You didn’t just toss one on the bleachers. And if a friend asked to see it, the request carried a certain gravity. Handing over the program felt a little like letting someone take your sister to the dance. Possible, certainly — but not without supervision. I would watch the game with one eye and keep the other trained carefully on the program.
A few years ago I was reminded how much those things meant.
Legendary TJ coach Dick Wickline invited me to breakfast. We didn’t know each other especially well, but he had been watching my small crusade to revive stories about Virginia high school basketball — the players, the games, the legends.
Over coffee he handed me a box.
Inside were his state tournament programs. Every one of them, from 1960 through 2012. More than fifty years of basketball history, each program marked with his own handwritten notes — leading scorers, defensive schemes, observations only a coach would bother recording.
He had kept them for decades. Now, in his eighties, he believed the history needed a new caretaker.
It was an astonishing gift.
I spent weeks going through them.
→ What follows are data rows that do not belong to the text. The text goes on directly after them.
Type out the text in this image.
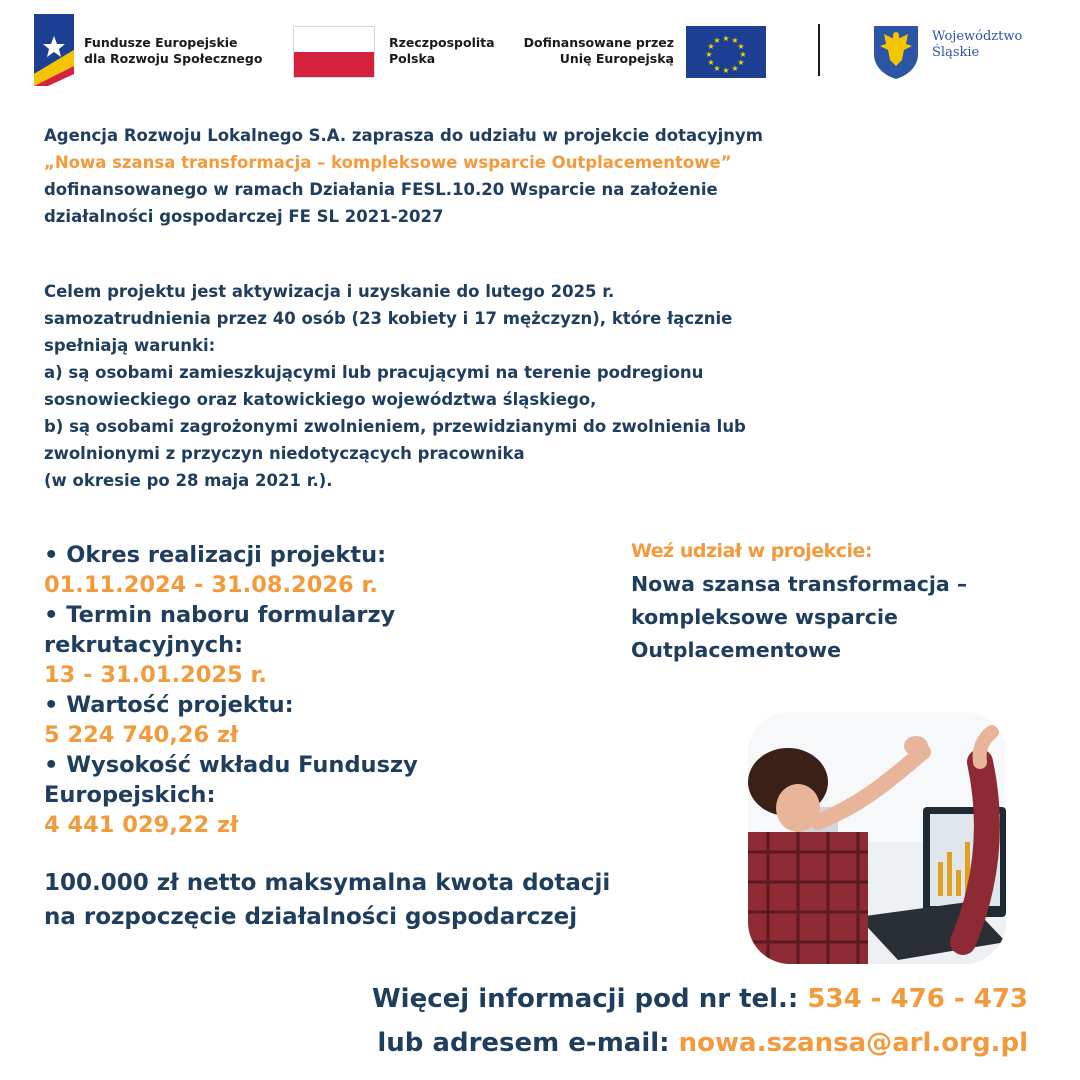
Fundusze Europejskie
dla Rozwoju Społecznego
Rzeczpospolita
Polska
Dofinansowane przez
Unię Europejską
★ ★
★
★
★
★
★
★
★
★
★
★	Województwo
Śląskie

Agencja Rozwoju Lokalnego S.A. zaprasza do udziału w projekcie dotacyjnym

„Nowa szansa transformacja – kompleksowe wsparcie Outplacementowe”

dofinansowanego w ramach Działania FESL.10.20 Wsparcie na założenie

działalności gospodarczej FE SL 2021-2027

Celem projektu jest aktywizacja i uzyskanie do lutego 2025 r.

samozatrudnienia przez 40 osób (23 kobiety i 17 mężczyzn), które łącznie

spełniają warunki:

a) są osobami zamieszkującymi lub pracującymi na terenie podregionu

sosnowieckiego oraz katowickiego województwa śląskiego,

b) są osobami zagrożonymi zwolnieniem, przewidzianymi do zwolnienia lub

zwolnionymi z przyczyn niedotyczących pracownika

(w okresie po 28 maja 2021 r.).

• Okres realizacji projektu:
01.11.2024 - 31.08.2026 r.
• Termin naboru formularzy
rekrutacyjnych:
13 - 31.01.2025 r.
• Wartość projektu:
5 224 740,26 zł
• Wysokość wkładu Funduszy
Europejskich:
4 441 029,22 zł
Weź udział w projekcie:
Nowa szansa transformacja –
kompleksowe wsparcie
Outplacementowe
100.000 zł netto maksymalna kwota dotacji
na rozpoczęcie działalności gospodarczej
Więcej informacji pod nr tel.: 534 - 476 - 473
lub adresem e-mail: nowa.szansa@arl.org.pl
Some years I already owned, which only made it better — two copies meant one could be handled a little more freely. But opening the 1966 program, from a tournament played just a month after I was born in Petersburg, carried a particular thrill. The names, the teams, the small details of a season long finished — yet somehow still alive between those pages.
People like Coach Wickline understand something that’s easy to forget.
History doesn’t always live in museums.
Sometimes it waits quietly inside an old tournament program, until someone curious enough opens it and the whole tournament begins again.